EDIT: I guess I should acknowledge another qualitative difference--it's much easier to find a match in DS2 because it scans the entire game world when you're trying to invade someone rather than just your current zone. On the one hand this means less wasted time spamming the Red Eye Orb, but otherwise if you want to play in a specific zone you're basically out of luck short of dropping a red sign and hoping for the best. Invasions also seem not to place you in set locations, but instead within a certain proximity of the host player. While basically convenient, I actually find this a bit of a bummer. Aside from having to scramble to get your bearings as to precisely where you are in the level every time you land in someone else's world, the tension of hunting someone down to get a sense of what you're dealing with from afar and preparing appropriately is basically gone. I've also had some invasions where I turned up beyond a shortcut that I could not backtrack through and the host was on the other side. Waste of everybody's time, that.

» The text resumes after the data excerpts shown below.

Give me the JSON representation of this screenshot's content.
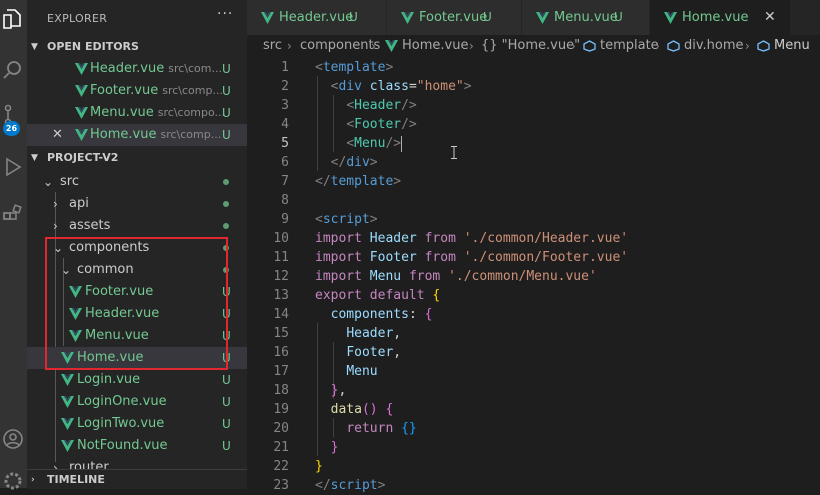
{
  "activity_bar": {
    "badge": "26"
  },
  "explorer": {
    "title": "EXPLORER",
    "more": "···",
    "open_editors": {
      "label": "OPEN EDITORS",
      "items": [
        {
          "name": "Header.vue",
          "path": "src\\com...",
          "flag": "U"
        },
        {
          "name": "Footer.vue",
          "path": "src\\comp...",
          "flag": "U"
        },
        {
          "name": "Menu.vue",
          "path": "src\\compo...",
          "flag": "U"
        },
        {
          "name": "Home.vue",
          "path": "src\\comp...",
          "flag": "U",
          "close": "✕"
        }
      ]
    },
    "project": {
      "label": "PROJECT-V2",
      "tree": [
        {
          "name": "src"
        },
        {
          "name": "api"
        },
        {
          "name": "assets"
        },
        {
          "name": "components"
        },
        {
          "name": "common"
        },
        {
          "name": "Footer.vue",
          "flag": "U"
        },
        {
          "name": "Header.vue",
          "flag": "U"
        },
        {
          "name": "Menu.vue",
          "flag": "U"
        },
        {
          "name": "Home.vue",
          "flag": "U"
        },
        {
          "name": "Login.vue",
          "flag": "U"
        },
        {
          "name": "LoginOne.vue",
          "flag": "U"
        },
        {
          "name": "LoginTwo.vue",
          "flag": "U"
        },
        {
          "name": "NotFound.vue",
          "flag": "U"
        },
        {
          "name": "router"
        }
      ]
    },
    "timeline": "TIMELINE"
  },
  "tabs": [
    {
      "name": "Header.vue",
      "flag": "U"
    },
    {
      "name": "Footer.vue",
      "flag": "U"
    },
    {
      "name": "Menu.vue",
      "flag": "U"
    },
    {
      "name": "Home.vue",
      "close": "✕"
    }
  ],
  "breadcrumb": [
    "src",
    "components",
    "Home.vue",
    "{} \"Home.vue\"",
    "template",
    "div.home",
    "Menu"
  ],
  "editor": {
    "line_numbers": [
      "1",
      "2",
      "3",
      "4",
      "5",
      "6",
      "7",
      "8",
      "9",
      "10",
      "11",
      "12",
      "13",
      "14",
      "15",
      "16",
      "17",
      "18",
      "19",
      "20",
      "21",
      "22",
      "23"
    ],
    "lines": [
      [
        [
          "tk-gray",
          "<"
        ],
        [
          "tk-tag",
          "template"
        ],
        [
          "tk-gray",
          ">"
        ]
      ],
      [
        [
          "",
          "  "
        ],
        [
          "tk-gray",
          "<"
        ],
        [
          "tk-tag",
          "div"
        ],
        [
          "",
          " "
        ],
        [
          "tk-attr",
          "class"
        ],
        [
          "",
          "="
        ],
        [
          "tk-str",
          "\"home\""
        ],
        [
          "tk-gray",
          ">"
        ]
      ],
      [
        [
          "",
          "    "
        ],
        [
          "tk-gray",
          "<"
        ],
        [
          "tk-comp",
          "Header"
        ],
        [
          "tk-gray",
          "/>"
        ]
      ],
      [
        [
          "",
          "    "
        ],
        [
          "tk-gray",
          "<"
        ],
        [
          "tk-comp",
          "Footer"
        ],
        [
          "tk-gray",
          "/>"
        ]
      ],
      [
        [
          "",
          "    "
        ],
        [
          "tk-gray",
          "<"
        ],
        [
          "tk-comp",
          "Menu"
        ],
        [
          "tk-gray",
          "/>"
        ]
      ],
      [
        [
          "",
          "  "
        ],
        [
          "tk-gray",
          "</"
        ],
        [
          "tk-tag",
          "div"
        ],
        [
          "tk-gray",
          ">"
        ]
      ],
      [
        [
          "tk-gray",
          "</"
        ],
        [
          "tk-tag",
          "template"
        ],
        [
          "tk-gray",
          ">"
        ]
      ],
      [
        [
          "",
          ""
        ]
      ],
      [
        [
          "tk-gray",
          "<"
        ],
        [
          "tk-tag",
          "script"
        ],
        [
          "tk-gray",
          ">"
        ]
      ],
      [
        [
          "tk-kw",
          "import"
        ],
        [
          "",
          " "
        ],
        [
          "tk-prop",
          "Header"
        ],
        [
          "",
          " "
        ],
        [
          "tk-kw",
          "from"
        ],
        [
          "",
          " "
        ],
        [
          "tk-str",
          "'./common/Header.vue'"
        ]
      ],
      [
        [
          "tk-kw",
          "import"
        ],
        [
          "",
          " "
        ],
        [
          "tk-prop",
          "Footer"
        ],
        [
          "",
          " "
        ],
        [
          "tk-kw",
          "from"
        ],
        [
          "",
          " "
        ],
        [
          "tk-str",
          "'./common/Footer.vue'"
        ]
      ],
      [
        [
          "tk-kw",
          "import"
        ],
        [
          "",
          " "
        ],
        [
          "tk-prop",
          "Menu"
        ],
        [
          "",
          " "
        ],
        [
          "tk-kw",
          "from"
        ],
        [
          "",
          " "
        ],
        [
          "tk-str",
          "'./common/Menu.vue'"
        ]
      ],
      [
        [
          "tk-kw",
          "export"
        ],
        [
          "",
          " "
        ],
        [
          "tk-kw",
          "default"
        ],
        [
          "",
          " "
        ],
        [
          "tk-br1",
          "{"
        ]
      ],
      [
        [
          "",
          "  "
        ],
        [
          "tk-prop",
          "components"
        ],
        [
          "",
          ": "
        ],
        [
          "tk-br2",
          "{"
        ]
      ],
      [
        [
          "",
          "    "
        ],
        [
          "tk-prop",
          "Header"
        ],
        [
          "",
          ","
        ]
      ],
      [
        [
          "",
          "    "
        ],
        [
          "tk-prop",
          "Footer"
        ],
        [
          "",
          ","
        ]
      ],
      [
        [
          "",
          "    "
        ],
        [
          "tk-prop",
          "Menu"
        ]
      ],
      [
        [
          "",
          "  "
        ],
        [
          "tk-br2",
          "}"
        ],
        [
          "",
          ","
        ]
      ],
      [
        [
          "",
          "  "
        ],
        [
          "tk-fn",
          "data"
        ],
        [
          "tk-br2",
          "()"
        ],
        [
          "",
          " "
        ],
        [
          "tk-br2",
          "{"
        ]
      ],
      [
        [
          "",
          "    "
        ],
        [
          "tk-kw",
          "return"
        ],
        [
          "",
          " "
        ],
        [
          "tk-br3",
          "{}"
        ]
      ],
      [
        [
          "",
          "  "
        ],
        [
          "tk-br2",
          "}"
        ]
      ],
      [
        [
          "tk-br1",
          "}"
        ]
      ],
      [
        [
          "tk-gray",
          "</"
        ],
        [
          "tk-tag",
          "script"
        ],
        [
          "tk-gray",
          ">"
        ]
      ]
    ]
  },
  "colors": {
    "vue": "#41b883",
    "untracked": "#73c991",
    "highlight": "#e0282e",
    "badge": "#007acc"
  }
}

Anyway at some point last night a dude on my friend list PMs me to the basic extent of "I'm in Darkroot Garden, come and get me." So I toss DS1 back in for a bit and man the lack of stunlocking and the cleaner rolling make it handle so much nicer than DS2's generally squishy player interactions. The backstab-fishing is still fucking awful, though. Cleaning up that and the
crazy HP bloat people could get in DS1 were probably the smarter things DS2 did for PVP purposes.